A diretora da marca descreveu a ação como emocional e corajosa. Foi preciso que quebrassem barreiras internas — em uma empresa global, centenária e com diretrizes estabelecidas quanto o uso da IA — em nome da criatividade. Entre os cuidados para o uso de IA, estão o desenvolvimento de criativos que percam a sensibilidade das características humana, essenciais para o segmento de beleza e cosméticos.
Na tentativa de fugir da pasteurização de conteúdo, há, ainda, o desafio de lidar com a cada vez mais saliente segmentação da mídia. “Segmentamos tanto nossas audiências que é muito difícil olhar para uma campanha ou exemplo de alguma marca que conseguiu furar a bolha e realmente gerou conversa”, disse Thais. Apesar disso, a estratégia de conteúdo segue importante, dada a importância crescente da atenção em detrimento do ranqueamento e as novas tendências em SEO.

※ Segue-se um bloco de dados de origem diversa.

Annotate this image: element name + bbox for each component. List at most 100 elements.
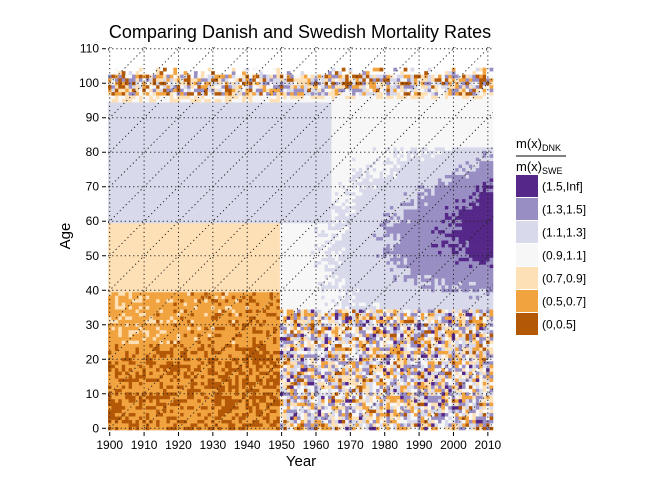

Dispensando a IA, a Nomad lançou o Nomad Guide, um guia com mais de 500 dicas de locais em 12 cidades do mundo que apenas os humanos poderiam recomendar. Segundo a diretora de marketing da marca, a ideia era fugir da obviedade das recomendações dos buscadores junto a especialistas, como o jornalista Zeca Camargo, que participou da curadoria e estrelou o filme da campanha.
Em campanha desenvolvida pela Gut em parceria com a JCDecaux e Displayce, a fintech está levando dicas de turismo em português à telas de out-of-home ao redor do mundo, comunicando a proposta de valor do Nomad Guide.